Psychologists have always recommended gazing at trees if one wants to calm down. Well, now we know why: Trees are arguably nature’s most abundant fractally-patterned objects, and simply looking at them “can cut our stress levels up to 60%.” (Associated Press)
The professor’s experiments show that humans clearly prefer objects that contain fractal patterns to those that don’t. It’s possible that we find fractals satisfying because similar patterns may exist in our brains. After all, we already know there are fractal patterns within a human body – such as those found in the nervous system, in “our heart rhythm and eye movements,” and possibly in “our footsteps, or even in the way we sway about when we try to recover our balance.”
The presence of fractals may even be the reason why we like some works of art and dislike others. For example, Jackson Pollock’s seemingly random, paint-dripped canvases “actually contain sophisticated fractal patterns.”
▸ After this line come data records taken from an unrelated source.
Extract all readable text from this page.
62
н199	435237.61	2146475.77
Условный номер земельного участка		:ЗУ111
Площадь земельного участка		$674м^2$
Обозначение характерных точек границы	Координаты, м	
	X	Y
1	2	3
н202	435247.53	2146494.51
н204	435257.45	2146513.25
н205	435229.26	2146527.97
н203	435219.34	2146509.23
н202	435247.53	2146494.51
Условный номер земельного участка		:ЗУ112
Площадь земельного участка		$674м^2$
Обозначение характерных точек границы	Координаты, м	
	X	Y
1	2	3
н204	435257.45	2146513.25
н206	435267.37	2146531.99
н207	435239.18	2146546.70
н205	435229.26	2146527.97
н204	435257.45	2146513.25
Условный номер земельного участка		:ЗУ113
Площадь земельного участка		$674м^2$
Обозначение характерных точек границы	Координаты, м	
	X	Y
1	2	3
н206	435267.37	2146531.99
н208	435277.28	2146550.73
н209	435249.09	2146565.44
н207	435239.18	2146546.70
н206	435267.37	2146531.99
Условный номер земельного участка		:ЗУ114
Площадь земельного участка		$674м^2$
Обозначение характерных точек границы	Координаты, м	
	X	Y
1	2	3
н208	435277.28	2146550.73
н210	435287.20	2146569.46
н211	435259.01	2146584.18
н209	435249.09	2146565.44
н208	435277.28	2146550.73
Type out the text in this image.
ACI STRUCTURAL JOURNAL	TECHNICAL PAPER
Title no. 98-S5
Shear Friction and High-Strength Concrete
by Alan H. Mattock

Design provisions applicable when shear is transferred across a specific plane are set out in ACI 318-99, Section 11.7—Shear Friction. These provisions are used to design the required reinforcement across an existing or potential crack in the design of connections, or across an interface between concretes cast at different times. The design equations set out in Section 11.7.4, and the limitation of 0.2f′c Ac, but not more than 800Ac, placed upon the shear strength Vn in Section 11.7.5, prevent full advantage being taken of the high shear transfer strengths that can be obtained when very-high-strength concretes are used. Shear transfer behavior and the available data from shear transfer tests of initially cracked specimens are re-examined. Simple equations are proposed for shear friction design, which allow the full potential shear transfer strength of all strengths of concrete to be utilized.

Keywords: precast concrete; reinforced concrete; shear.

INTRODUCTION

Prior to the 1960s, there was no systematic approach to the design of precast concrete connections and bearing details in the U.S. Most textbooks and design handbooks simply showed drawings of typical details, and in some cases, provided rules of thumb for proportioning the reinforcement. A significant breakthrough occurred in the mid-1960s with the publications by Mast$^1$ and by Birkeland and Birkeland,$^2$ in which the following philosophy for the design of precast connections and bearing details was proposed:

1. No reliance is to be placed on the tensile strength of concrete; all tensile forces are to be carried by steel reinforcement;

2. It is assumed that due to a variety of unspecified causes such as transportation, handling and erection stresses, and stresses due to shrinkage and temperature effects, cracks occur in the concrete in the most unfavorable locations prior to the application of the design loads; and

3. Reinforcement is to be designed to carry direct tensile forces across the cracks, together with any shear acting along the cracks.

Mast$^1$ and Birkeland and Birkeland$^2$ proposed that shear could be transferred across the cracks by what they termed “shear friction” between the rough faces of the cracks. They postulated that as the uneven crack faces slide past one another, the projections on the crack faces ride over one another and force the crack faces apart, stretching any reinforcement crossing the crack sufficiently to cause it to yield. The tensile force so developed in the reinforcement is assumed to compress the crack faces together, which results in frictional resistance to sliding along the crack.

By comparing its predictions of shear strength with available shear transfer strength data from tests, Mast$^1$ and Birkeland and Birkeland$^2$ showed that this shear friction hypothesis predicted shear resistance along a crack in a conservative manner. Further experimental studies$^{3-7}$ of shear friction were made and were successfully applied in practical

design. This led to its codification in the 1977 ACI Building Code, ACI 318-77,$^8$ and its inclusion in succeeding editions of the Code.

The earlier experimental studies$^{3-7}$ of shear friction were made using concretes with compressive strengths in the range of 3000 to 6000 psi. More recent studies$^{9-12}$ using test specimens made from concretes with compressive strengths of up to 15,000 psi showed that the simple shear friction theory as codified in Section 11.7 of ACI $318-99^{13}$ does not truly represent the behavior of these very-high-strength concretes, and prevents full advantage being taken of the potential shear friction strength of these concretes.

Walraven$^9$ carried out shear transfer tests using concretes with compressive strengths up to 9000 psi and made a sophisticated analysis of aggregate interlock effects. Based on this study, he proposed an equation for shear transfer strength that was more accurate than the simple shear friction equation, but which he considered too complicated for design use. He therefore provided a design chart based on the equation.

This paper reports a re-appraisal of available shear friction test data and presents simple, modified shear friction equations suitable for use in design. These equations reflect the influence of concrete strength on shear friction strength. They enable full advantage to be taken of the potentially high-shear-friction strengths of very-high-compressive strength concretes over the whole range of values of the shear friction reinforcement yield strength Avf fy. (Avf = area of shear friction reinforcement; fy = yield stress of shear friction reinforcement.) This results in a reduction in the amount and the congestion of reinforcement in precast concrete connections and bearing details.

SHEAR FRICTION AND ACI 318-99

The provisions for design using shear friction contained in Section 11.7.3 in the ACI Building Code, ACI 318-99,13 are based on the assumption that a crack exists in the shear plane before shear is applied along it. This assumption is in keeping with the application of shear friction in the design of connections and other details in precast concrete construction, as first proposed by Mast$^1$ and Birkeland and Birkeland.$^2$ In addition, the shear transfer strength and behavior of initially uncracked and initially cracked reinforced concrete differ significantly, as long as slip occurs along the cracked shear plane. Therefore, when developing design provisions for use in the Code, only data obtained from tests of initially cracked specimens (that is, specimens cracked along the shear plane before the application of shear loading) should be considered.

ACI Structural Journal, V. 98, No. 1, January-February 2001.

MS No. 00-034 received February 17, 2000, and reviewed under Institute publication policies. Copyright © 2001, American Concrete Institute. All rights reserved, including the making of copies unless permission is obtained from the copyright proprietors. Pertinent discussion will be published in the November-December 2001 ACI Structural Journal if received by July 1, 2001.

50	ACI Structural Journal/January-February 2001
As you may know, the Elliott Wave Principle teaches that movements of the financial markets are also fractal. If you study charts of any free, liquid market, you will see that each chart consists of multiple self-repeating patterns – from tiny moves that last only a few seconds to waves that span centuries. What’s more, the Wave Principle says that the number of fractal patterns in the markets is fixed: Thirteen, and they occur over and over.
Elliott wave patterns exist for a reason: They reflect investors' collective mood, or sentiment. It rises and falls rhythmically, and price charts reveal that rhythm because investors buy when they are hopeful and sell when they are afraid. In the stock market, social mood is the filter through which all judgments are made about sales, earnings, profits, management and prospects for the future. For example, when sentiment is positive, management changes represent "a fresh start" and thus a buying opportunity. When sentiment is negative, management changes "confirm that a company is in trouble" and "investors should abandon ship before things grow worse."
The limited number of self-repeating Elliott wave patterns – thirteen – is exactly what makes markets predictable. Once you know where you are within a pattern, you know which part comes next! Of course, there is enough variability in the patterns to ensure plenty of mistakes in judgment, but pattern analysis still gives traders a great advantage – and thus a calmer mind.